The Relic-Mongers
by Michael Díaz Feito
Table of Contents Chapters: 1, 2, 3, 4, 5, 6, 7, 8, 9, 10, 11, 12, 13, 14 |
Chapter 3: Hercules
As the boat jounced to sea, the Roman lighthouse receded into the frothing bay. Soror Liuve, disguised as Frater Luís, stood on deck. She watched the ashlar façade of the lighthouse glow like a honeycomb in diffuse light. Three stacked cubes of decreasing size under a cracked rotunda, the ancient farum Brigantium signaled from another plane that somehow an era had elapsed since Liuve left the abbey. She saw the dilapidated future in this squat, familiar lighthouse. The rubble to which she would return. How exciting! she thought. I won’t be homesick.
Stifling a smile, Liuve said to Fèlix, “Abbatissa Antía teaches — or she’s written — that time is the erosion of material. Do you think so?”
“Everywhere is the same,” Fèlix said. “You’ll see. Travel teaches that.”
“But not the Holy City, right? It can’t be like this backwater.”
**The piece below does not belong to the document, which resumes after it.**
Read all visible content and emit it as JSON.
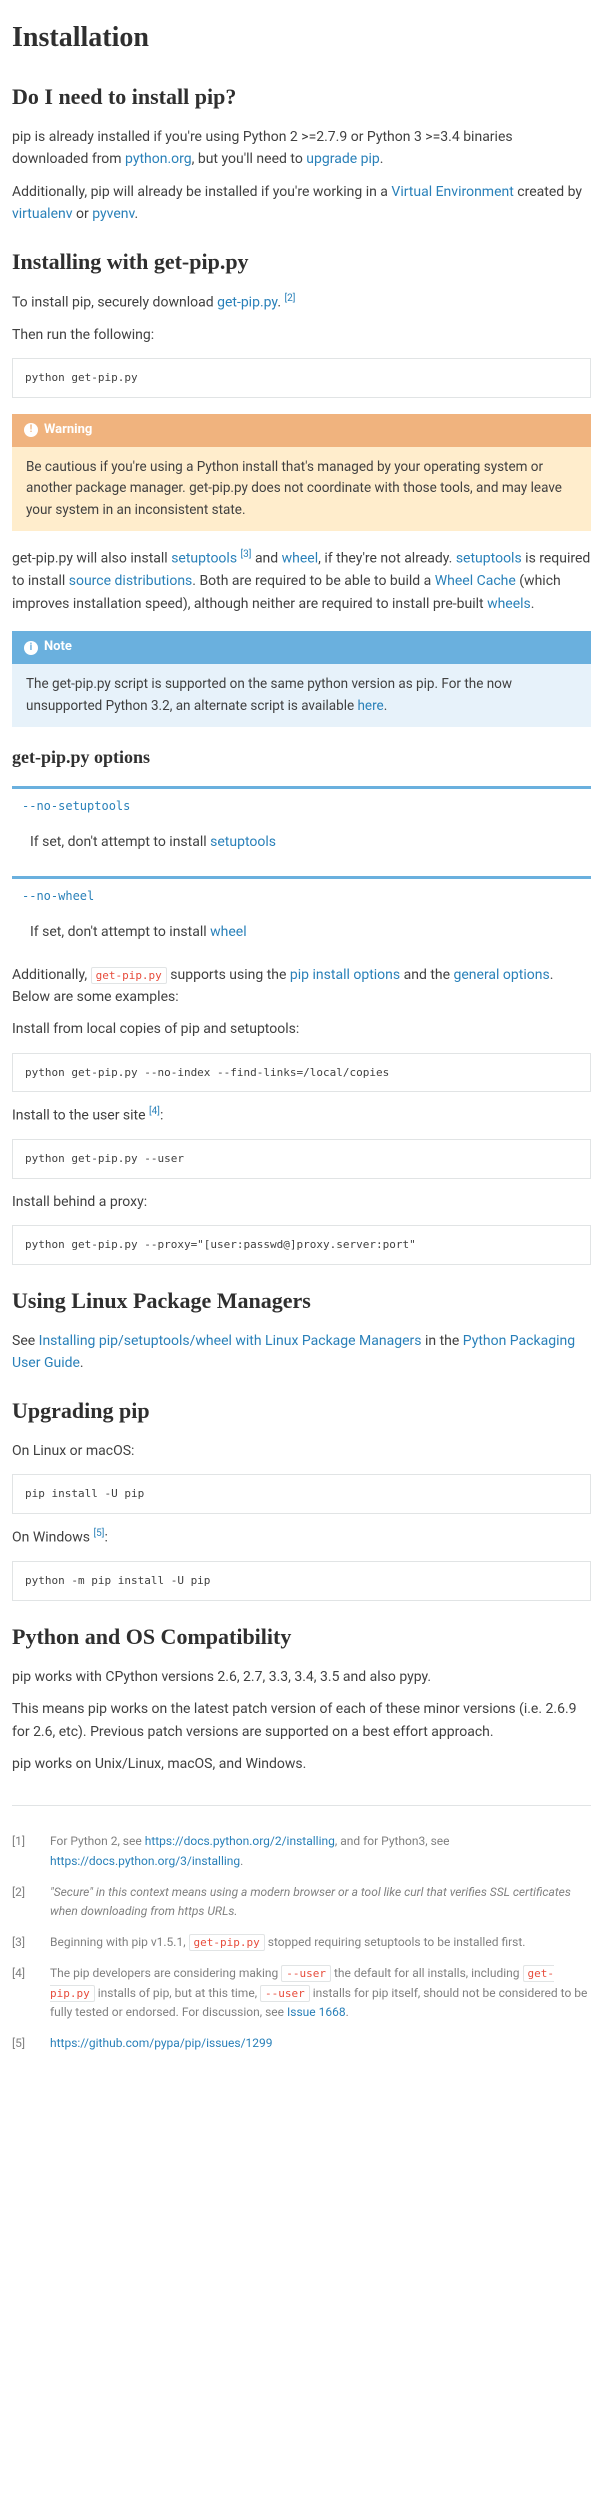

Striped bonitos leapt from the waves. They skipped past the bow. Fèlix was quiet.
“Well,” Liuve said, “I have traveled, too.”
She had not. But after six years of enclosure, she was outside not just the abbey but the town. The bishop did not disapprove, of course, because he did not know. There was no public record of her exit, so she had not broken the solemn vow, either. She was obedient to her abbess, that was all. In a sense, as Nonna Antía herself suggested, Soror Liuve had not even left. Frater Luís had. And who is he?
“Monk!” a toothless sailor said. “Pray for our journey. That we don’t get sodomized by any storms.” His laugh was black and forceful, vibrant as the hellmouth illuminated in Nonna Antía’s manuscripts. It welcomed Frater Luís to the world.
Fèlix watched her, waiting for a response to the sailor. He really is hideous, Liuve thought, dark and pimple-scarred like a sick weed. Something honest in that.
“Canticum graduum,” she finally said. “Levavi oculos meos in montes...”
While other sailors rowed, struggling against hulking waves, the toothless sailor who had asked for prayer sat idly by the mast. He mumbled along with Liuve’s recitation. He chanted nonsense but it followed the psalm’s cadences. The boat’s hull staggered a beat off the water. This beat wrenched emphasis from their voices, Liuve’s and the sailor’s, at odd intervals.
Lust flushed Liuve, detaching her from the psalm: She wanted to strangle this illiterate sailor. She wanted to squeeze his windpipe till it creakily stopped; and, thrillingly, she imagined he would be glad if she did. Frater Luís is strong and jealous, she realized.